Simple tips to owning your ambition

Ambition may no longer be a dirty word but as a desirable, female quality it certainly doesn’t feel squeaky clean. I asked my friends what the term ‘ambitious woman’ conjured up for them, and they reported the following: Sigourney Weaver in Working Girl, stiletto heels, Dior Poison perfume and being a bitch to get ahead. It’s a bleak picture, definitely 1980s, and enough to put you off owning your ambition forever.

And this attitude’s not just a quirk among my small sample of silly friends. It’s actually consistent with findings from larger studies. Columbia Business School asked participants to rate the likeability of two case study characters, called Heidi and Howard. The characters were actually identical in all traits, they just had different names. Howard’s ambition was considered an attractive quality, whereas Heidi’s made her seem unlikeable. Furthermore, findings from Pew Research Centre found that ambition was among the top three ideal qualities a man should possess. But, unsurprisingly, it didn’t make the cut for women.

Before you put your head in your hands and despair at the double standards, pause to consider your own prejudices on the subject. I’ve included some prompts below which will hopefully help you to get clear on your attitudes around ambition and make owning your own ambition a little easier.

Consider your mum’s attitude to ambition

For most people their same sex role model will likely be their mum.
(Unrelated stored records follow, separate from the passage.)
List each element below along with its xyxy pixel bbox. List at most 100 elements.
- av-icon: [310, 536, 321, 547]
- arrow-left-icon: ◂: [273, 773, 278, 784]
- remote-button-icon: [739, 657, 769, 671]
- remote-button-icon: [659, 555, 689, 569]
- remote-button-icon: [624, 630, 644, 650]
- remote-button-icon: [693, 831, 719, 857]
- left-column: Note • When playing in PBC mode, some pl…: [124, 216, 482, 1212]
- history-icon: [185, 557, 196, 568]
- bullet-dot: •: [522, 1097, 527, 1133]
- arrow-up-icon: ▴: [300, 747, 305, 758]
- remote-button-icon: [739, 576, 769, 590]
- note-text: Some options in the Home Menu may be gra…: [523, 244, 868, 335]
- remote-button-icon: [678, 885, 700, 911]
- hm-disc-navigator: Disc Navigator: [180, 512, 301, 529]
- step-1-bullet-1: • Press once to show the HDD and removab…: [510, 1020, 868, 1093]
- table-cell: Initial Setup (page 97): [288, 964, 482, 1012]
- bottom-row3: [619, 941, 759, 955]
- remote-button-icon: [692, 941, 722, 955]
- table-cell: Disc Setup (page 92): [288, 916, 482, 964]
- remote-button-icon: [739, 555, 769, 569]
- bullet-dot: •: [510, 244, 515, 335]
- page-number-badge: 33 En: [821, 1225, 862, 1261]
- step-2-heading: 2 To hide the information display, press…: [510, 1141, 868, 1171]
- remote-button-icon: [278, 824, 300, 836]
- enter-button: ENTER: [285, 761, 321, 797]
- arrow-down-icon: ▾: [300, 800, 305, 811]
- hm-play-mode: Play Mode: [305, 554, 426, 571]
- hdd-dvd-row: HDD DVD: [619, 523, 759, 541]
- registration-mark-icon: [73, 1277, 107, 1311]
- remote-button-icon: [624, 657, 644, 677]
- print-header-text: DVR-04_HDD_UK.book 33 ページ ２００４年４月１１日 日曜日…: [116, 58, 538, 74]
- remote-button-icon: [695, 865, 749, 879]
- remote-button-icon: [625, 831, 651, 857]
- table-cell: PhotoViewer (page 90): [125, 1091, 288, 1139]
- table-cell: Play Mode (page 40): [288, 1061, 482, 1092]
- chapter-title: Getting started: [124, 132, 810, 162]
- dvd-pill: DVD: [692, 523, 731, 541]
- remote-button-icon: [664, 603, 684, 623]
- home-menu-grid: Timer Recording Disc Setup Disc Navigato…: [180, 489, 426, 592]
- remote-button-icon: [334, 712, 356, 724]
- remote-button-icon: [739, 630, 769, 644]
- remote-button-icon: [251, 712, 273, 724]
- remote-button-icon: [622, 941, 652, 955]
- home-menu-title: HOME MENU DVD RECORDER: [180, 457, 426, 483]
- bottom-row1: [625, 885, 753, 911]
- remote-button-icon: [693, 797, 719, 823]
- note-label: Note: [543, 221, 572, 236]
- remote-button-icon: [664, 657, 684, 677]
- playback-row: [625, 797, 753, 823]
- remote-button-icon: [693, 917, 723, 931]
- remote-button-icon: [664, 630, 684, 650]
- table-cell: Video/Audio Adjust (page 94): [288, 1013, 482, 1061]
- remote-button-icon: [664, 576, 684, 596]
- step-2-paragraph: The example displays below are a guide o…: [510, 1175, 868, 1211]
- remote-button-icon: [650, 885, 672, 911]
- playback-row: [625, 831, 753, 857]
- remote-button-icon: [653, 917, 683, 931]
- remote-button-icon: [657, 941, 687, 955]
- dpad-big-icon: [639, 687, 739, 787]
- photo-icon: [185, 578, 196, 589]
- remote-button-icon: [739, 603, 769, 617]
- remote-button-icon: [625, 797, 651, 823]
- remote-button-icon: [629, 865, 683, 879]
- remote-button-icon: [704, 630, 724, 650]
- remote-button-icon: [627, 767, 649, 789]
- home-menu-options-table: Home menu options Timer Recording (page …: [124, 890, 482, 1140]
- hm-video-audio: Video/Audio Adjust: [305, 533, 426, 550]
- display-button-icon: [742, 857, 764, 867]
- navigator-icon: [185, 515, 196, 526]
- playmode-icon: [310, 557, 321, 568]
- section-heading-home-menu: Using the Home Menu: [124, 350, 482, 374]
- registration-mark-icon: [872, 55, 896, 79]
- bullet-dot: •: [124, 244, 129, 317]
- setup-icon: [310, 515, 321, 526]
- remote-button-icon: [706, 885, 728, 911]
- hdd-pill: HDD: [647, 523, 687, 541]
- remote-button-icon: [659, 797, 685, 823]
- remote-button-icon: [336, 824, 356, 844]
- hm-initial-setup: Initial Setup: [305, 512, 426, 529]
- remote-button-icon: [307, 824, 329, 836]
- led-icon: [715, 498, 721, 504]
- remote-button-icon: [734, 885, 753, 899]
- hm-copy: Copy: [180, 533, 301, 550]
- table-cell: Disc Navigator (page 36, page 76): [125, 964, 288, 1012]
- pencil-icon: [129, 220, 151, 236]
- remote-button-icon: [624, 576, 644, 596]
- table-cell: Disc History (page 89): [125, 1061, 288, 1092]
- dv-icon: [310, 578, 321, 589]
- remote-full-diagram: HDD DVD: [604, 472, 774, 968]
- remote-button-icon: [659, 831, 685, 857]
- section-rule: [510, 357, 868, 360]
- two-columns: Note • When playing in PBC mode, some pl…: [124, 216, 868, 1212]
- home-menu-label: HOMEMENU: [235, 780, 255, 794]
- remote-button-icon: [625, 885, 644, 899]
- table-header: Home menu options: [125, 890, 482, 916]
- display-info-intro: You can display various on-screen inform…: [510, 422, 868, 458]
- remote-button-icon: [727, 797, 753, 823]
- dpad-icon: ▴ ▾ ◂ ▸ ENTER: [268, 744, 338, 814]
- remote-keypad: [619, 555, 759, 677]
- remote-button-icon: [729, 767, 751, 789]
And her attitude to ambition may have had a significant impact on yours. Our mothers play a part in shaping what we consider to be an appropriate and attainable level of ambition.

Some of us had mothers who worked hard, were well paid for it and could model workplace ambition and attainment. If this is the case for you then owning your ambition should be straightforward. Many of us had mums who worked as a means to earn money, and would have considered it lofty to talk about ambition. And of course there are mums who either worked hard but weren’t well paid or didn’t work at all – for whatever reason. My own mum didn’t work until I was 12 and at high school. This was lovely as it meant we had her at home with us. But if she ever had work ambitions then she never shared them with me. My mum was also raised Catholic. So she aspired to virtues like modesty, humility and selflessness, but regarded ambition as unladylike and grasping.
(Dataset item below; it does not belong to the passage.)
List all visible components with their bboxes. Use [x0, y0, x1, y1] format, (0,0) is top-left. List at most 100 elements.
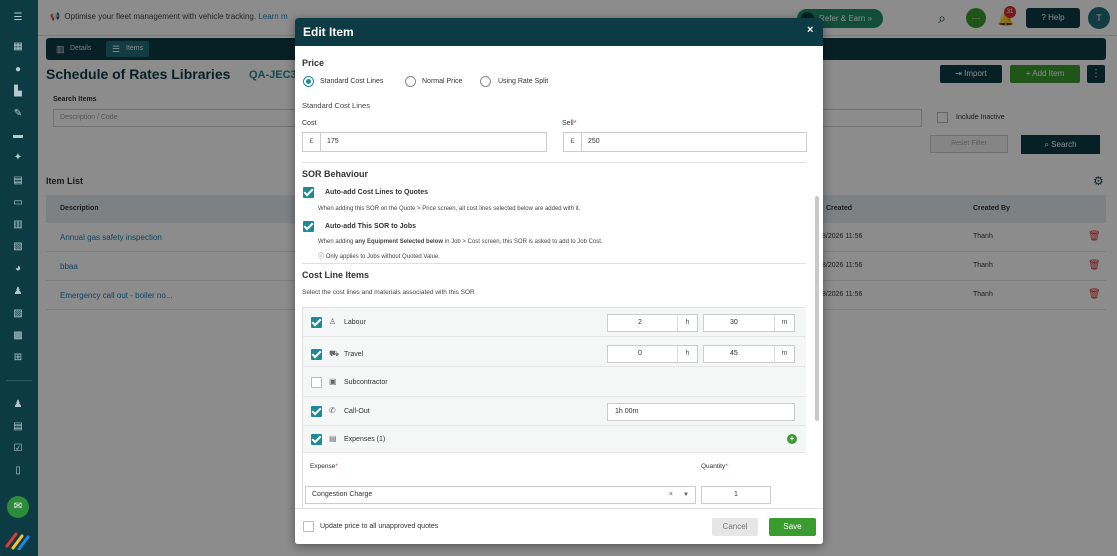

Awareness of your own ambition, and the ambition you witnessed in childhood, can allow you to untangle your own feelings on the subject. It can also enable you to examine implicit and explicit beliefs which may be holding you back.
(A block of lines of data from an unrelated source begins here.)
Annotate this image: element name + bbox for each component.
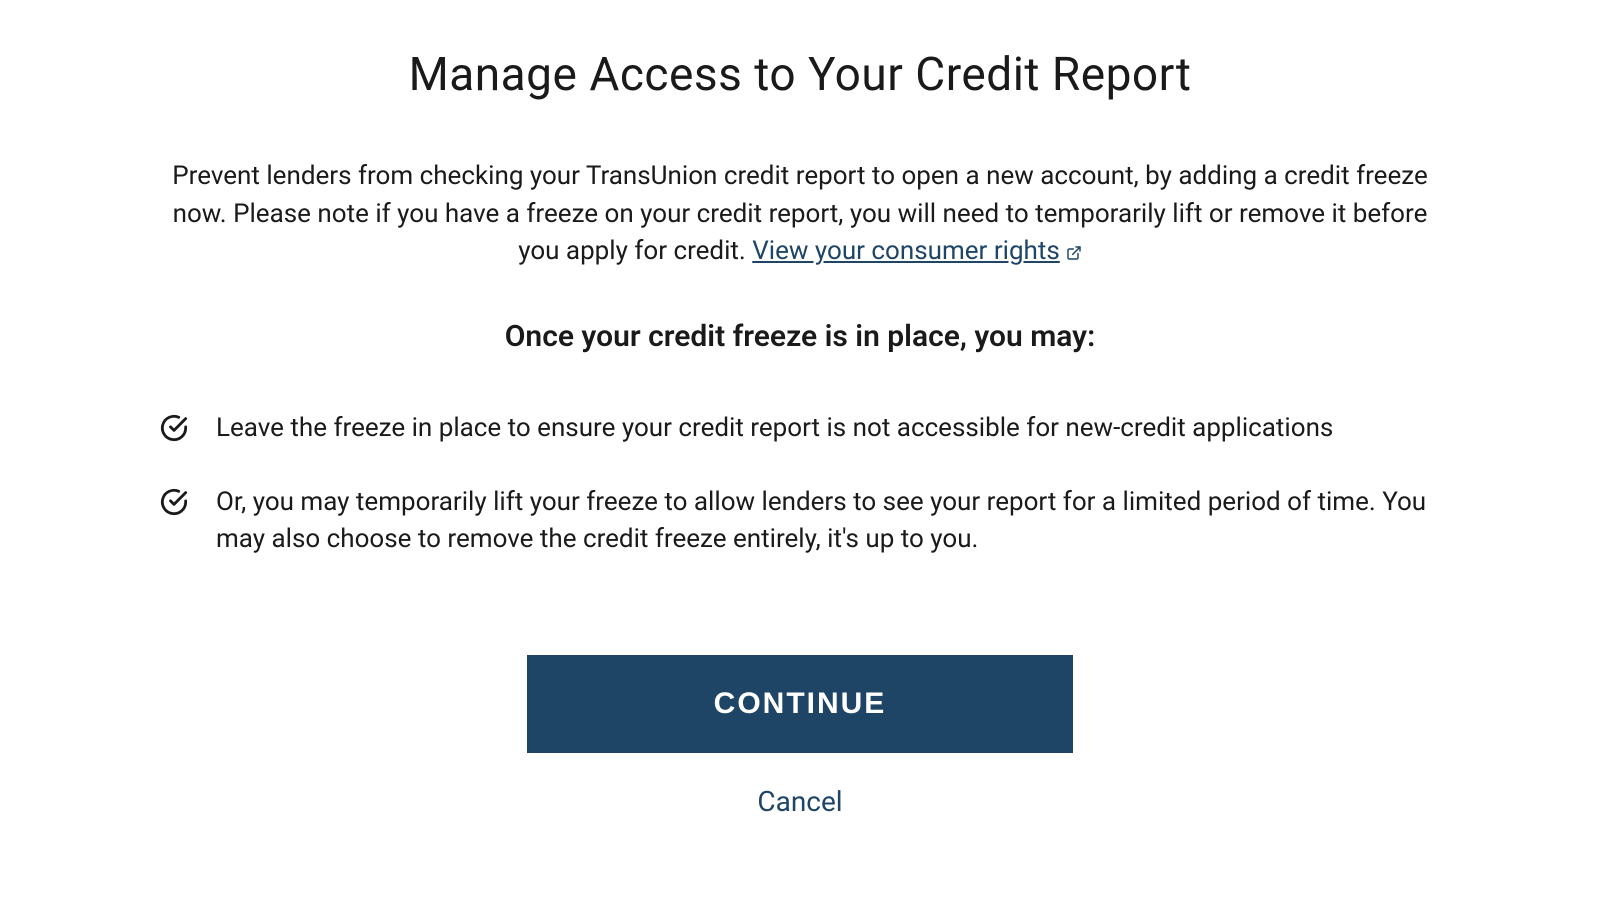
cancel-link[interactable]: Cancel <box>757 785 842 818</box>
continue-button[interactable]: CONTINUE <box>527 655 1073 753</box>
main-content: Manage Access to Your Credit Report Prev… <box>80 0 1520 818</box>
list-item: Or, you may temporarily lift your freeze… <box>160 484 1440 559</box>
check-circle-icon <box>160 488 188 516</box>
actions: CONTINUE Cancel <box>160 655 1440 818</box>
intro-paragraph: Prevent lenders from checking your Trans… <box>160 158 1440 271</box>
external-link-icon <box>1064 233 1082 271</box>
benefits-subheading: Once your credit freeze is in place, you… <box>160 319 1440 354</box>
benefit-text: Leave the freeze in place to ensure your… <box>216 410 1333 448</box>
rights-link-label: View your consumer rights <box>752 233 1060 271</box>
consumer-rights-link[interactable]: View your consumer rights <box>752 233 1082 271</box>
benefits-list: Leave the freeze in place to ensure your… <box>160 410 1440 559</box>
check-circle-icon <box>160 414 188 442</box>
benefit-text: Or, you may temporarily lift your freeze… <box>216 484 1440 559</box>
page-title: Manage Access to Your Credit Report <box>160 48 1440 102</box>
list-item: Leave the freeze in place to ensure your… <box>160 410 1440 448</box>
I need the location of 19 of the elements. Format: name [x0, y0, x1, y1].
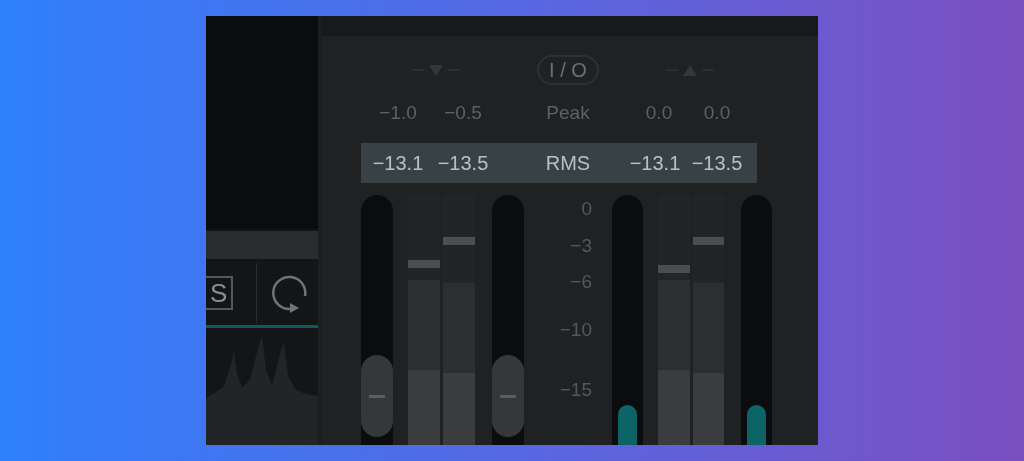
- scale-label: −10: [559, 320, 592, 340]
- io-button[interactable]: I / O: [537, 55, 599, 85]
- rms-value: −13.1: [628, 151, 682, 176]
- rms-value: −13.1: [371, 151, 425, 176]
- peak-value: −1.0: [378, 100, 418, 125]
- fader-handle[interactable]: [361, 355, 393, 437]
- peak-label: Peak: [546, 101, 590, 123]
- scale-label: −3: [570, 236, 592, 256]
- solo-button[interactable]: S: [206, 276, 234, 311]
- peak-value: −0.5: [443, 100, 483, 125]
- scale-label: 0: [581, 199, 592, 219]
- rms-value: −13.5: [690, 151, 744, 176]
- scale-label: −15: [559, 380, 592, 400]
- fader-handle[interactable]: [492, 355, 524, 437]
- scale-label: −6: [570, 272, 592, 292]
- peak-value: 0.0: [702, 100, 732, 125]
- peak-value: 0.0: [644, 100, 674, 125]
- rms-label: RMS: [545, 152, 591, 174]
- rms-value: −13.5: [436, 151, 490, 176]
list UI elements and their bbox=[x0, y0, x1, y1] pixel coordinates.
Madonna is ambitious, but so is Oprah Winfrey

Madonna is an ambitious woman and makes no secret of it. Anyone who’s seen In Bed with Madonna, or grew up alongside the Material Girl, will know she’s confrontational, strategic and shrewd

But equally Oprah Winfrey is an ambitious woman. And if you’ve ever seen her chat show, or read her books, you’ll know she’s thoughtful, empathic, eloquent, intuitive. And probably also strategic and shrewd.

My point is that often ambition doesn’t look like we imagine it to. Too often we hear the word ambition and think of hackneyed old stereotypes from soap operas. In Dynasty, Dallas and even Knots Landing, the ambitious women were always represented as bitchy, unethical and duplicitous. This portrayal continues to be damaging and can dampen our own ambitions. It is absolutely possible to be ambitious and kind, ambitious and thoughtful or ambitious and introverted. Being ambitious isn’t to the detriment of other qualities, and isn’t a single sum game.

Know the qualities that will work for you in the workplace

If you’re around the same age as me (40), then you probably began your career believing you have to appear a certain way. That the typically feminine traits of empathy, kindness and collaboration weren’t worth much. But that decisiveness, detachment and a logical approach were. However, according to Alice Olins, co-founder of the Step Up Club, it’s vulnerability that really makes a difference to becoming a leader in the workplace. Writing for Red magazine Olins’ states, “We can’t connect with others if we’re not truthful. First with ourselves and then with those around us. When we’re vulnerable we show our true selves and we pave the way for others to follow.”